As the November midterm election approaches, President Bush is blaming the Democratic-run Senate for failing to pass legislation that would help the economy and increase national security.

Among the president's arguments are claims that the Democrats have held back the economy by refusing to move energy legislation, including drilling for oil in Alaska's Arctic National Wildlife Refuge, and preventing passage of a terrorism insurance bill, which is stalled over liability rules.

On Tuesday, Homeland Security Director Tom Ridge said that Democrats are also responsible for loading down the homeland security bill by creating too many demands for union representation among the agency's expected 170,000 workers.

Democrats say they are merely protecting workers with the same rights already afforded to them.

Ridge, who was at a White House strategy session, said that the Senate Democrats who want to forbid Bush the opportunity of hiring, moving and firing employees, would be denying the president the flexibility every president has had since John F. Kennedy was president.

"We think it's a rather perverse set of circumstances," Ridge said. "Whereas the president would have national security authority as it relates to every other department in his Cabinet, at this time we are at war, (but) it would not apply to the new Department of Homeland Security."

Ridge made the case to reporters after the Bush Cabinet sent a letter to Senate Majority Leader Tom Daschle, D-S.D., and Senate Minority Leader Trent Lott, R-Miss., asking them to grant the president existing authorities in the new department.

"At this challenging time, we believe that the president's existing, government-wide authority to exclude unions from certain agencies in the interests of our national security should be preserved for this new department," the letter, signed by all 14 Cabinet secretaries, stated.

"We do not believe that it is logical, especially in this time of war, for the president to have this critical national security authority for each of the 14 existing Cabinet departments, but to have that authority effectively stripped from him when it comes to the department created for the very purpose of protecting the homeland," the letter said.

Daschle said that Democrats want measures in the legislation to prevent union workers from losing protections currently guaranteed in their existing jobs after they head into the new Department of Homeland Security.

Democrats have said that they would permit the president to waive collective bargaining if a worker is asked to substantially change his or her job duties and most workers in that unit are working on a terrorism-related investigation or intelligence work related to national security.

"We have the votes.

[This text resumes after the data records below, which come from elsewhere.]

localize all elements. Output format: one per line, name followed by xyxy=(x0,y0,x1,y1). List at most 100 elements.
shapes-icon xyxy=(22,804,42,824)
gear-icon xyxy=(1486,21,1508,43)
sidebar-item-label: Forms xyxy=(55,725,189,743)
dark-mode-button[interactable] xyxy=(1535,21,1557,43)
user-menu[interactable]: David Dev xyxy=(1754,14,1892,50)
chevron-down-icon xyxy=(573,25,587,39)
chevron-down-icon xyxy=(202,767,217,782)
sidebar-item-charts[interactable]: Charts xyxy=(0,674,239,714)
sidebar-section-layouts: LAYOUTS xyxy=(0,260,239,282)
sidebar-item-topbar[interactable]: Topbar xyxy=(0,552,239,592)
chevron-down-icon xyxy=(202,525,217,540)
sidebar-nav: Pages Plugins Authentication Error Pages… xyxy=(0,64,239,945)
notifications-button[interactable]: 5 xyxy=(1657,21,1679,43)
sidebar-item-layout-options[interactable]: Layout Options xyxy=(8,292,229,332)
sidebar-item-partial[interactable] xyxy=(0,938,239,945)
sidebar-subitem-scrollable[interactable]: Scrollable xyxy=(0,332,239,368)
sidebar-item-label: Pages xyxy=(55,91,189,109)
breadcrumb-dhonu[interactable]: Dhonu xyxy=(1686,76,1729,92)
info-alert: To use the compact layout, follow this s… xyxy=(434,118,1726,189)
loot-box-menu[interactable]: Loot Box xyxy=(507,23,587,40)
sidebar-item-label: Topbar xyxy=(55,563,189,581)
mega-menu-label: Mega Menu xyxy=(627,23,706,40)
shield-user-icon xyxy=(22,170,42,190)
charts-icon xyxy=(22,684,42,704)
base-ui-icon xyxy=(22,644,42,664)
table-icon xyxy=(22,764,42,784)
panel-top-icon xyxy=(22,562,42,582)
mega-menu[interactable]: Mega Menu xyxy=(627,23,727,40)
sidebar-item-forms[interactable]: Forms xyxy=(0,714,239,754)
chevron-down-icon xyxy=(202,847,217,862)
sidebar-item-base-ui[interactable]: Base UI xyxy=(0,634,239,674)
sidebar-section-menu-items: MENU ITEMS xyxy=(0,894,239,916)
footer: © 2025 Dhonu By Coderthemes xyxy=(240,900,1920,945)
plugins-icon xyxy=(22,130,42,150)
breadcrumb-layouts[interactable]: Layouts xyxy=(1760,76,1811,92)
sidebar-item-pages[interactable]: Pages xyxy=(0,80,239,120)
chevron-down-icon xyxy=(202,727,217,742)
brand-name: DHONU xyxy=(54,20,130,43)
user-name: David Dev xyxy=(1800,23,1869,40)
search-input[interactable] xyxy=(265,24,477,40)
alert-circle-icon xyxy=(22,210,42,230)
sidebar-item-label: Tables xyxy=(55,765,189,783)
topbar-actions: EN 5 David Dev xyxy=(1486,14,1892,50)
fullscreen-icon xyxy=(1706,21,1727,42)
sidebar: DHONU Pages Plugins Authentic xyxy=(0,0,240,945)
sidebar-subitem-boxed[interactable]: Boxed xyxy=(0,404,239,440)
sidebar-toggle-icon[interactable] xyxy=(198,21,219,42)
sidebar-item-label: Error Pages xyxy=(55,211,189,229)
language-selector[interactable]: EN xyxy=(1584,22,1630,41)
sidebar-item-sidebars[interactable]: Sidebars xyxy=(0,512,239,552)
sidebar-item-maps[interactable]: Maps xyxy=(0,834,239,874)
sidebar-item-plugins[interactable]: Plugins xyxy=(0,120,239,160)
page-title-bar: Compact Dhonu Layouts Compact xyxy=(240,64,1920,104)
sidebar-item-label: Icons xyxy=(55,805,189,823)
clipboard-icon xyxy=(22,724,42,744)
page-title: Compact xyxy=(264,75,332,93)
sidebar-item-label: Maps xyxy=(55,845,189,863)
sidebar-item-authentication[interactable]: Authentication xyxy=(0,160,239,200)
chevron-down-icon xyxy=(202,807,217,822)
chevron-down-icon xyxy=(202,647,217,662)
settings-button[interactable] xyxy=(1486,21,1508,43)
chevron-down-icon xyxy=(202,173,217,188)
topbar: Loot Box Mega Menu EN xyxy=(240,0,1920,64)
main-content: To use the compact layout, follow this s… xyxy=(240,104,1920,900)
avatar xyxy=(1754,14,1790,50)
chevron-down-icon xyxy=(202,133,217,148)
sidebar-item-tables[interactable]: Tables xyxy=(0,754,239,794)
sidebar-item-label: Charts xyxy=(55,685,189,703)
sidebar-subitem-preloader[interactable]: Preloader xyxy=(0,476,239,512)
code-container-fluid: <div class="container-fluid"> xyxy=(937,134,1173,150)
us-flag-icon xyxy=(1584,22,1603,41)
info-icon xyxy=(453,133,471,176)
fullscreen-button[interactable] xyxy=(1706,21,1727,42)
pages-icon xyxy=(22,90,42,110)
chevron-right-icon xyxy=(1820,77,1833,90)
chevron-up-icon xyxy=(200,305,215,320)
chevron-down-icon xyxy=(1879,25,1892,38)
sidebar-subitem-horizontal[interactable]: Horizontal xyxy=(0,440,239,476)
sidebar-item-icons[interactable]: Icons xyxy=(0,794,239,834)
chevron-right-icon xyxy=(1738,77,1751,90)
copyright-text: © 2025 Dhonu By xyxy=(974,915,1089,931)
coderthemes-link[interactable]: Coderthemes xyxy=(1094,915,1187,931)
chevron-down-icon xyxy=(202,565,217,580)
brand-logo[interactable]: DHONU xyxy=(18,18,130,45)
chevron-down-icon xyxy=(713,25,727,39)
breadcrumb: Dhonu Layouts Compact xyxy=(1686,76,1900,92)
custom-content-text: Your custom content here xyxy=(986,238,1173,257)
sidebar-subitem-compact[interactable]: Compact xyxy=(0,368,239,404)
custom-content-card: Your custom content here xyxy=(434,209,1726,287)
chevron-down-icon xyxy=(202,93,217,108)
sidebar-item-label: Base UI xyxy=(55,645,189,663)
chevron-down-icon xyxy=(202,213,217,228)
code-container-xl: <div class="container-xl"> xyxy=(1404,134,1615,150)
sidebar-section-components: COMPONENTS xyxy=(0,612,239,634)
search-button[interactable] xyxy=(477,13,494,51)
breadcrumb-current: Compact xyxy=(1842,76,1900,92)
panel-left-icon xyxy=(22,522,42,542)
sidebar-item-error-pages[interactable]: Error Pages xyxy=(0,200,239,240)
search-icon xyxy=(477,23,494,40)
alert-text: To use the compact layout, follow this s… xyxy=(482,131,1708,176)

And we would like to have the amendment voted upon that represents a real compromise, a compromise that we think reflects the balance that we ought to have between giving the president the flexibility he wants and giving federal employees the protections they deserve. And we'll continue to try to do that," Daschle said Tuesday.

Daschle also accused Republicans of holding up the vote because they have "chosen to politicize this issue rather than resolve it. They want to make homeland security an issue in the election. They don't want to get this done. They want to hold it out there for the American people to be confused about."

Ridge urged Congress to take "as long as it takes" to pass the legislation, even if that means staying in session through the election.